#### Load the packages

In [None]:
import fasttext.util
import numpy as np
import pandas as pd
from collections import defaultdict
from sklearn.metrics.pairwise import cosine_similarity
from nltk.stem import WordNetLemmatizer
from nltk.corpus import wordnet as wn
from sentence_transformers import SentenceTransformer

#### Load the embedding models

In [None]:
embedding_model = fasttext.load_model("cc.en.300.bin")
wordnet_lemmatizer = WordNetLemmatizer()
sentence_embedding_model = SentenceTransformer("all-MiniLM-L6-v2")

#### Load the aspects

In [None]:
sampled_aspects = pd.read_pickle('../data/product_review_aspects.pkl')
sampled_aspects['Aspect'] = sampled_aspects['Aspect'].str.capitalize()

In [None]:
sampled_aspects.columns

#### Similarity parameters

In [None]:
MAX_FEATURES = 200
SIMILARITY = 0.50
SENTENCE_SIMILARITY = 0.40

In [None]:
skip_words = set(['of', 'it', 'to'])

def get_mean_embedding(phrase):
    phrase = phrase.lower()
    res = np.zeros(300)
    num_words = 0
    for word in filter(lambda w: not w in skip_words, phrase.split(" ")):
        res += embedding_model.get_word_vector(word)
        num_words += 1
    
    return res/num_words if num_words >= 1 else res

def get_mean_sentence_embedding(sentences):
    list_embeddings = sentence_embedding_model.encode(
        sentences,
        batch_size=192,
        device=0,
        show_progress_bar=False,
    )
    
    np_embeddings = np.array(list_embeddings)
    mean_embedding = np_embeddings.sum(axis=0)/(np.size(np_embeddings, 0))
    
    return list(mean_embedding)

In [None]:
def remove_duplicates(features):  # [feature, rank[p], node_reviews[p], other_names[p], feature_ids[p]]
    # Use union find to remove duplicate features
    # graph[p][0], rank[p], node_reviews[p], other_names[p], feature_ids[p], quotes[p], p
    parent = [i for i in range(len(features))]
    fids = [features[i][4] for i in range(len(features))]
    names = [features[i][0] for i in range(len(features))]
    rank = [features[i][1] for i in range(len(features))]
    aspect_embedding = [features[i][7] for i in range(len(features))]

    def find(u):
        p = parent[u]
        while p != parent[p]:
            parent[p] = parent[parent[p]]
            p = parent[p]
        return p

    def union(u, v):
        p1 = find(u)
        p2 = find(v)

        if p1 == p2:
            return
        
        emb1 = aspect_embedding[p1]
        emb2 = aspect_embedding[p2]
        
        similarity = cosine_similarity([emb1], [emb2])[0][0]

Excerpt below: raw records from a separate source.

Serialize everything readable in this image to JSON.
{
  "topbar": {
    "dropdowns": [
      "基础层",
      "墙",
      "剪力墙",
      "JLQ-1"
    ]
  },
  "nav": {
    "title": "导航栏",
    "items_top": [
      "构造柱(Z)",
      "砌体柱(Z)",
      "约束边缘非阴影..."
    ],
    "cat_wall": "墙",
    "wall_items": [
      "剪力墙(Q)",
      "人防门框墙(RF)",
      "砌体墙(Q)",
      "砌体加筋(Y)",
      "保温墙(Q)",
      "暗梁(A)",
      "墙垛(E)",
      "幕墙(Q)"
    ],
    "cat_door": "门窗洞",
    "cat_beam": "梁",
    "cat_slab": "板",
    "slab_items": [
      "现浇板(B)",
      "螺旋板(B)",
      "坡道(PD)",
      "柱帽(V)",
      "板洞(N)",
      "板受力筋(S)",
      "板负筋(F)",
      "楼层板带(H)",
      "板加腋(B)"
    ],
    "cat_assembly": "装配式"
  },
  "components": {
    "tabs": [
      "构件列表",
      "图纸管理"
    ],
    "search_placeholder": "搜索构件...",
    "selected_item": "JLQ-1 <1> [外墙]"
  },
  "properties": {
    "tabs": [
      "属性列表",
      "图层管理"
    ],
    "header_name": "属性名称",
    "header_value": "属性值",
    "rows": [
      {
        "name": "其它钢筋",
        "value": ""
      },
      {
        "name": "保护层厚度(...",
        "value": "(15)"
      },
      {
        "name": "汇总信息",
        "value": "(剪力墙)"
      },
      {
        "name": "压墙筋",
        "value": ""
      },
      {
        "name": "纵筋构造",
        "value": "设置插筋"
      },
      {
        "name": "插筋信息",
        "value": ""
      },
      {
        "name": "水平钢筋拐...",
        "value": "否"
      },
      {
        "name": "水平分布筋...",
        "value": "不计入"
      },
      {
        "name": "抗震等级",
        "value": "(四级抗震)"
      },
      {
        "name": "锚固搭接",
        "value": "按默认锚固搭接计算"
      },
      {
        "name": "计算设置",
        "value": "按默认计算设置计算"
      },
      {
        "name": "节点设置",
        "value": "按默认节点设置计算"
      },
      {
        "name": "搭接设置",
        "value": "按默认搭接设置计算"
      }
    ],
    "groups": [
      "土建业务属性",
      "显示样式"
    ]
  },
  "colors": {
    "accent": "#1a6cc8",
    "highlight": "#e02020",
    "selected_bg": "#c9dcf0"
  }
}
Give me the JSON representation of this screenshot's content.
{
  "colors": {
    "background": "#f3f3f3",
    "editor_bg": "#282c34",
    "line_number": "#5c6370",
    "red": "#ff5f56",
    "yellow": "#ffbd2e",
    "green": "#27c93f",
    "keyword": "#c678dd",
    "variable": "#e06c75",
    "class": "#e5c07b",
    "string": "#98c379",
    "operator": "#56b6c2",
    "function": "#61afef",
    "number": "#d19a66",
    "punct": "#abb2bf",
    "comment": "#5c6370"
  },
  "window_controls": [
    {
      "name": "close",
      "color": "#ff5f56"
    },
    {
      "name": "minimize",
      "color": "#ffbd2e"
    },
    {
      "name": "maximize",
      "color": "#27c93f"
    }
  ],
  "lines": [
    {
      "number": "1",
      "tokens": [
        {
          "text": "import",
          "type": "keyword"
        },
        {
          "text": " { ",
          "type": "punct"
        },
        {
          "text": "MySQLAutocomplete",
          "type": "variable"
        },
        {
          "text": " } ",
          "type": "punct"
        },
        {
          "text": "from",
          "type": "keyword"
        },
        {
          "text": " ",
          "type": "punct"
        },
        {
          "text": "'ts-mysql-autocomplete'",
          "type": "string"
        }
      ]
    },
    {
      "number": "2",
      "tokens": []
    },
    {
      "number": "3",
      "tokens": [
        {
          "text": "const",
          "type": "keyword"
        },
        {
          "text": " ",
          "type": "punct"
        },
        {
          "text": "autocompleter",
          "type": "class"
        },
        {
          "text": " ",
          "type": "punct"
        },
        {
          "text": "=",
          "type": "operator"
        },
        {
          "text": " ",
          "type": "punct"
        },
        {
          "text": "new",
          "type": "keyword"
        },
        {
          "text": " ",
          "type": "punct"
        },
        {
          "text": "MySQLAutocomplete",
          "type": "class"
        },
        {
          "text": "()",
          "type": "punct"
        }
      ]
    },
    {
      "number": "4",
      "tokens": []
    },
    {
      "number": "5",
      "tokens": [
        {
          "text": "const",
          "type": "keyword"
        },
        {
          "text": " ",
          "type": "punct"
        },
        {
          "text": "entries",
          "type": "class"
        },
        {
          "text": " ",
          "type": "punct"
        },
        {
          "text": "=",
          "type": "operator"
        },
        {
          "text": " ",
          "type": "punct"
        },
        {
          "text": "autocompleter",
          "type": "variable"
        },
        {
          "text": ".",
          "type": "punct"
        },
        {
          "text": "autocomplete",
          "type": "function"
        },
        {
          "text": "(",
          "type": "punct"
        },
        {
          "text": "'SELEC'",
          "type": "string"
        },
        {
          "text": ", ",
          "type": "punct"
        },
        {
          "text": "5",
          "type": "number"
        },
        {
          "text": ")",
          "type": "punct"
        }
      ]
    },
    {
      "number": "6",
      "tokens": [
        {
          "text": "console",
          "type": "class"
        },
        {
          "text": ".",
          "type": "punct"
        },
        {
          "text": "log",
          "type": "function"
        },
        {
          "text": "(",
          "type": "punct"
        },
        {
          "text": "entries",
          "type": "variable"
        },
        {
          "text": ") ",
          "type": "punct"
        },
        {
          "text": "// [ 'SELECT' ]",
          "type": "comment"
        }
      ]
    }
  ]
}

        if similarity >= 0.40:
            if rank[p1] > rank[p2]:
                parent[p2] = p1
            else:
                parent[p1] = p2

    for u in range(len(features) - 1):
        for v in range(len(features)):
            union(u, v)

    result = []
    parent = set(parent)
    for i, feature in enumerate(features):
        if i in parent:
            result.append((feature[0], feature[1], feature[2], feature[3], feature[4], feature[5]))

    return result

In [None]:
def find_top_features(graph):
    def find(u):
        p = parent[u]
        while p != parent[p]:
            parent[p] = parent[parent[p]]
            p = parent[p]
        return p

    def union(u, v):
        
        p1 = find(u)
        p2 = find(v)

        if p1 == p2:
            return

        p1_name = graph[p1][0].lower()
        p2_name = graph[p2][0].lower()
        
        emb1 = aspect_embedding[p1]
        emb2 = aspect_embedding[p2]
        
        similarity = cosine_similarity([emb1], [emb2])[0][0]
        
        sent_emb1 = node_embedding[p1]
        sent_emb2 = node_embedding[p2]
        
        sent_similarity = cosine_similarity([sent_emb1], [sent_emb2])[0][0]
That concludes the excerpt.